Make some changes in reassoc pass to make it more friendly to fma pass later.
Using FMA instead of mult + add reduces register pressure and insruction
retired.
There are mainly two changes
1. Put no-mult ops and mult ops alternately at the end of the queue, which is
conducive to generating more fma and reducing the loss of FMA when breaking
the chain.
2. Rewrite the rewrite_expr_tree_parallel function to try to build parallel
chains according to the given correlation width, keeping the FMA chance as
much as possible.
With the patch applied
On ICX:
507.cactuBSSN_r: Improved by 1.7% for multi-copy .
503.bwaves_r : Improved by 0.60% for single copy .
507.cactuBSSN_r: Improved by 1.10% for single copy .
519.lbm_r : Improved by 2.21% for single copy .
no measurable changes for other benchmarks.
On aarch64
507.cactuBSSN_r: Improved by 1.7% for multi-copy.
503.bwaves_r : Improved by 6.00% for single-copy.
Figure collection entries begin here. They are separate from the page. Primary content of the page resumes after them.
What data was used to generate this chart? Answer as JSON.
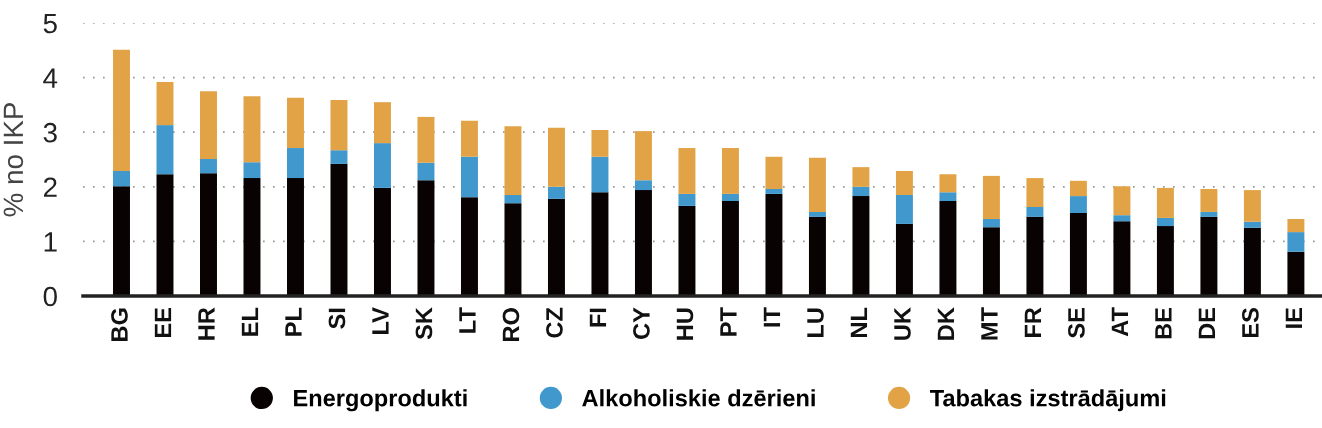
{
  "chart_data": {
    "type": "bar",
    "stacked": true,
    "ylabel": "% no IKP",
    "categories": [
      "BG",
      "EE",
      "HR",
      "EL",
      "PL",
      "SI",
      "LV",
      "SK",
      "LT",
      "RO",
      "CZ",
      "FI",
      "CY",
      "HU",
      "PT",
      "IT",
      "LU",
      "NL",
      "UK",
      "DK",
      "MT",
      "FR",
      "SE",
      "AT",
      "BE",
      "DE",
      "ES",
      "IE"
    ],
    "series": [
      {
        "name": "Energoprodukti",
        "color": "#080202",
        "values": [
          2.01,
          2.23,
          2.25,
          2.16,
          2.16,
          2.42,
          1.98,
          2.12,
          1.81,
          1.7,
          1.78,
          1.9,
          1.94,
          1.65,
          1.74,
          1.87,
          1.45,
          1.83,
          1.32,
          1.74,
          1.26,
          1.45,
          1.52,
          1.37,
          1.28,
          1.45,
          1.25,
          0.81
        ]
      },
      {
        "name": "Alkoholiskie dzērieni",
        "color": "#4198cd",
        "values": [
          0.28,
          0.9,
          0.26,
          0.29,
          0.55,
          0.25,
          0.82,
          0.32,
          0.74,
          0.15,
          0.22,
          0.65,
          0.18,
          0.22,
          0.13,
          0.09,
          0.09,
          0.17,
          0.53,
          0.16,
          0.15,
          0.18,
          0.31,
          0.11,
          0.15,
          0.09,
          0.11,
          0.36
        ]
      },
      {
        "name": "Tabakas izstrādājumi",
        "color": "#e2a347",
        "values": [
          2.22,
          0.79,
          1.24,
          1.21,
          0.92,
          0.92,
          0.75,
          0.84,
          0.66,
          1.26,
          1.08,
          0.49,
          0.9,
          0.84,
          0.84,
          0.59,
          0.99,
          0.36,
          0.44,
          0.33,
          0.79,
          0.53,
          0.28,
          0.53,
          0.55,
          0.42,
          0.58,
          0.24
        ]
      }
    ],
    "ylim": [
      0,
      5
    ],
    "yticks": [
      0,
      1,
      2,
      3,
      4,
      5
    ],
    "grid": "y",
    "legend": "bottom"
  }
}
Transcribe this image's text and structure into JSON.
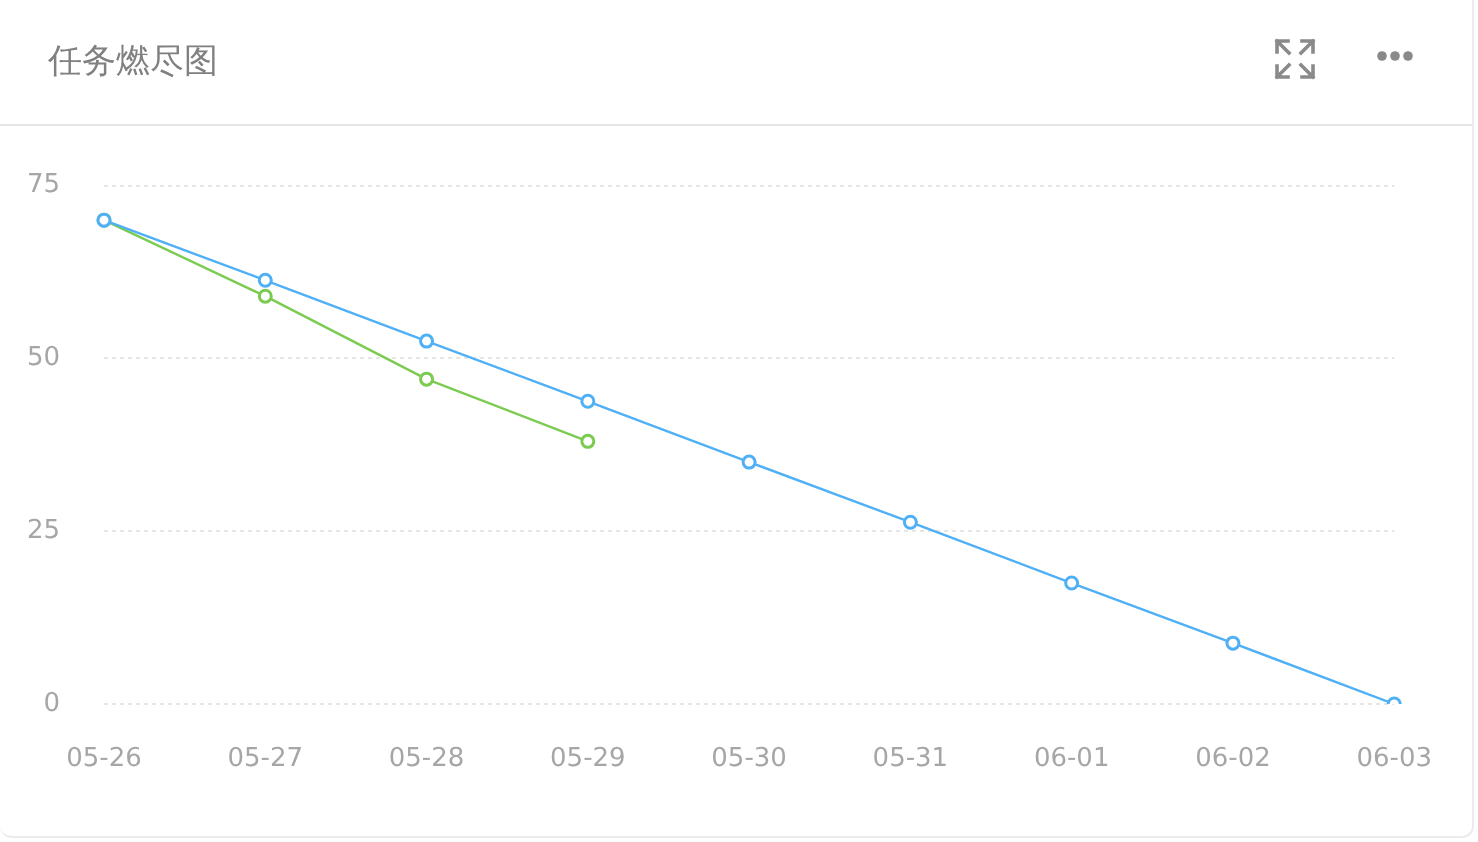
{
  "chart_data": {
    "type": "line",
    "title": "任务燃尽图",
    "categories": [
      "05-26",
      "05-27",
      "05-28",
      "05-29",
      "05-30",
      "05-31",
      "06-01",
      "06-02",
      "06-03"
    ],
    "series": [
      {
        "color": "#4fb0f5",
        "values": [
          70,
          61.3,
          52.5,
          43.8,
          35,
          26.3,
          17.5,
          8.8,
          0
        ]
      },
      {
        "color": "#7acb4f",
        "values": [
          70,
          59,
          47,
          38,
          null,
          null,
          null,
          null,
          null
        ]
      }
    ],
    "ylim": [
      0,
      75
    ],
    "yticks": [
      0,
      25,
      50,
      75
    ],
    "grid": "y",
    "marker": "circle",
    "line_style": "solid"
  }
}
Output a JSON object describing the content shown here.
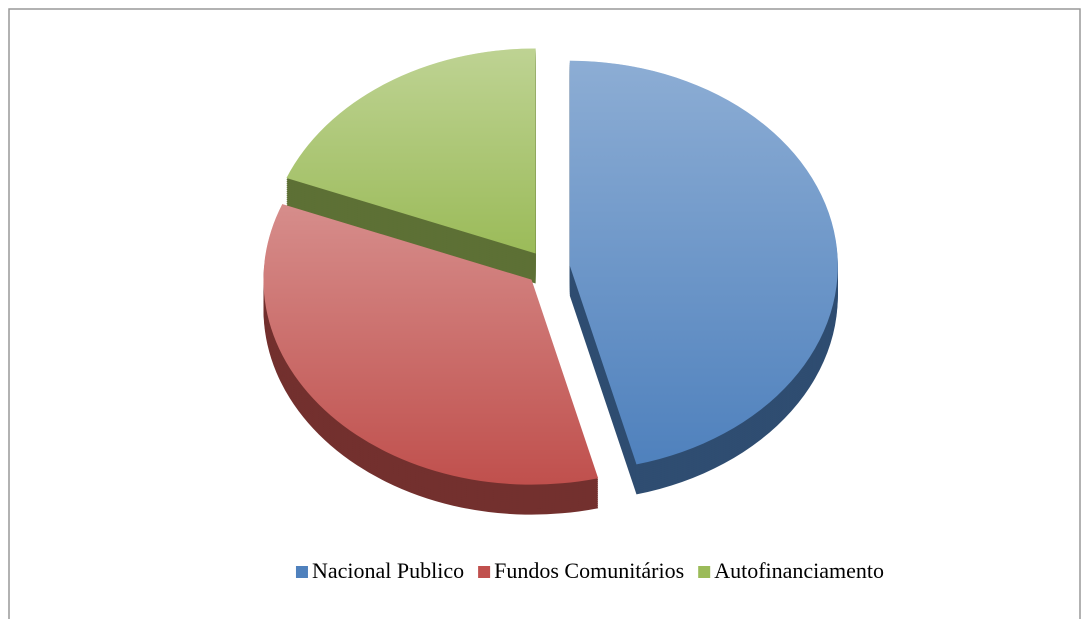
{
  "chart_data": {
    "type": "pie",
    "categories": [
      "Nacional Publico",
      "Fundos Comunitários",
      "Autofinanciamento"
    ],
    "values": [
      46,
      35,
      19
    ],
    "colors": [
      "#4f81bd",
      "#c0504d",
      "#9bbb59"
    ],
    "legend": "bottom"
  }
}
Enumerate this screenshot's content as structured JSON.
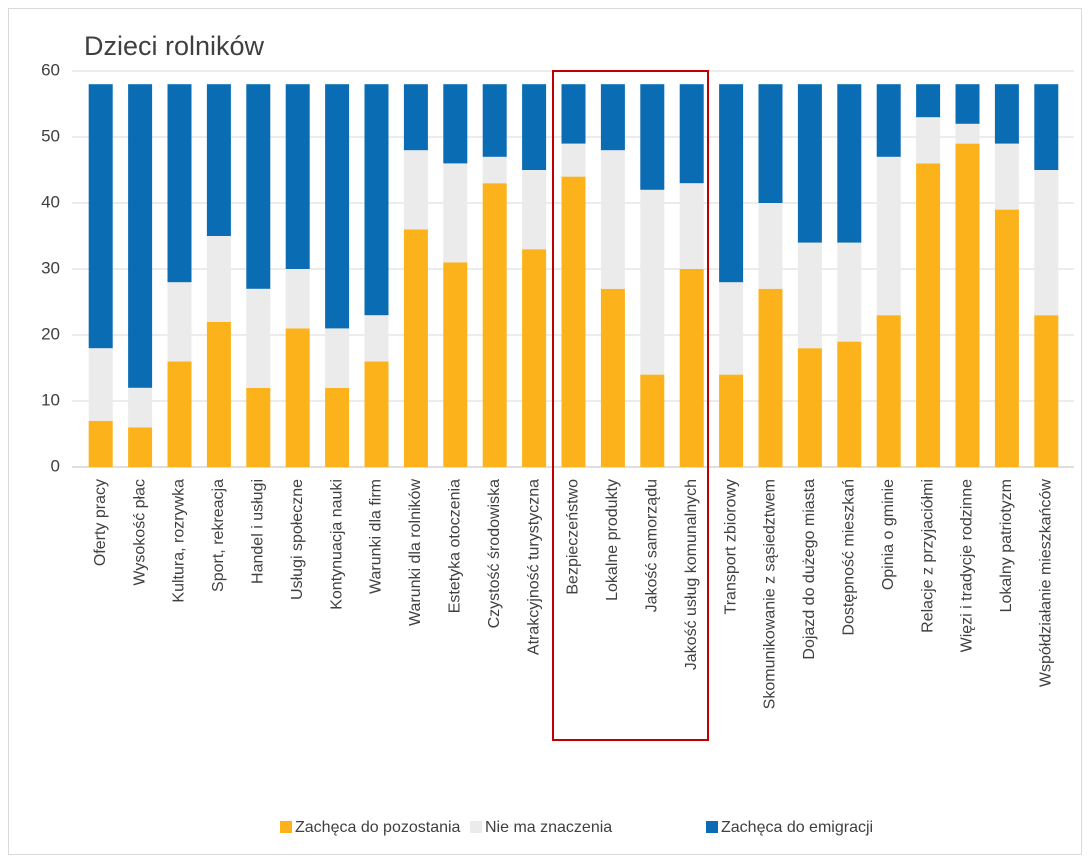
{
  "chart_data": {
    "type": "stacked_bar",
    "title": "Dzieci rolników",
    "categories": [
      "Oferty pracy",
      "Wysokość płac",
      "Kultura, rozrywka",
      "Sport, rekreacja",
      "Handel i usługi",
      "Usługi społeczne",
      "Kontynuacja nauki",
      "Warunki dla firm",
      "Warunki dla rolników",
      "Estetyka otoczenia",
      "Czystość środowiska",
      "Atrakcyjność turystyczna",
      "Bezpieczeństwo",
      "Lokalne produkty",
      "Jakość samorządu",
      "Jakość usług komunalnych",
      "Transport zbiorowy",
      "Skomunikowanie z sąsiedztwem",
      "Dojazd do dużego miasta",
      "Dostępność mieszkań",
      "Opinia o gminie",
      "Relacje z przyjaciółmi",
      "Więzi i tradycje rodzinne",
      "Lokalny patriotyzm",
      "Współdziałanie mieszkańców"
    ],
    "series": [
      {
        "name": "Zachęca do pozostania",
        "color": "#fbb21b",
        "values": [
          7,
          6,
          16,
          22,
          12,
          21,
          12,
          16,
          36,
          31,
          43,
          33,
          44,
          27,
          14,
          30,
          14,
          27,
          18,
          19,
          23,
          46,
          49,
          39,
          23
        ]
      },
      {
        "name": "Nie ma znaczenia",
        "color": "#ebebeb",
        "values": [
          11,
          6,
          12,
          13,
          15,
          9,
          9,
          7,
          12,
          15,
          4,
          12,
          5,
          21,
          28,
          13,
          14,
          13,
          16,
          15,
          24,
          7,
          3,
          10,
          22
        ]
      },
      {
        "name": "Zachęca do emigracji",
        "color": "#0a6db4",
        "values": [
          40,
          46,
          30,
          23,
          31,
          28,
          37,
          35,
          10,
          12,
          11,
          13,
          9,
          10,
          16,
          15,
          30,
          18,
          24,
          24,
          11,
          5,
          6,
          9,
          13
        ]
      }
    ],
    "ylim": [
      0,
      60
    ],
    "yticks": [
      0,
      10,
      20,
      30,
      40,
      50,
      60
    ],
    "grid": true,
    "legend": "bottom"
  }
}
no measurable changes for other benchmarks.
TEST1:
float
foo (float a, float b, float c, float d, float *e)
{
return *e + a * b + c * d ;
}
For "-Ofast -mfpmath=sse -mfma" GCC generates:
vmulss %xmm3, %xmm2, %xmm2
vfmadd132ss %xmm1, %xmm2, %xmm0
vaddss (%rdi), %xmm0, %xmm0
ret
With this patch GCC generates:
vfmadd213ss (%rdi), %xmm1, %xmm0
vfmadd231ss %xmm2, %xmm3, %xmm0
ret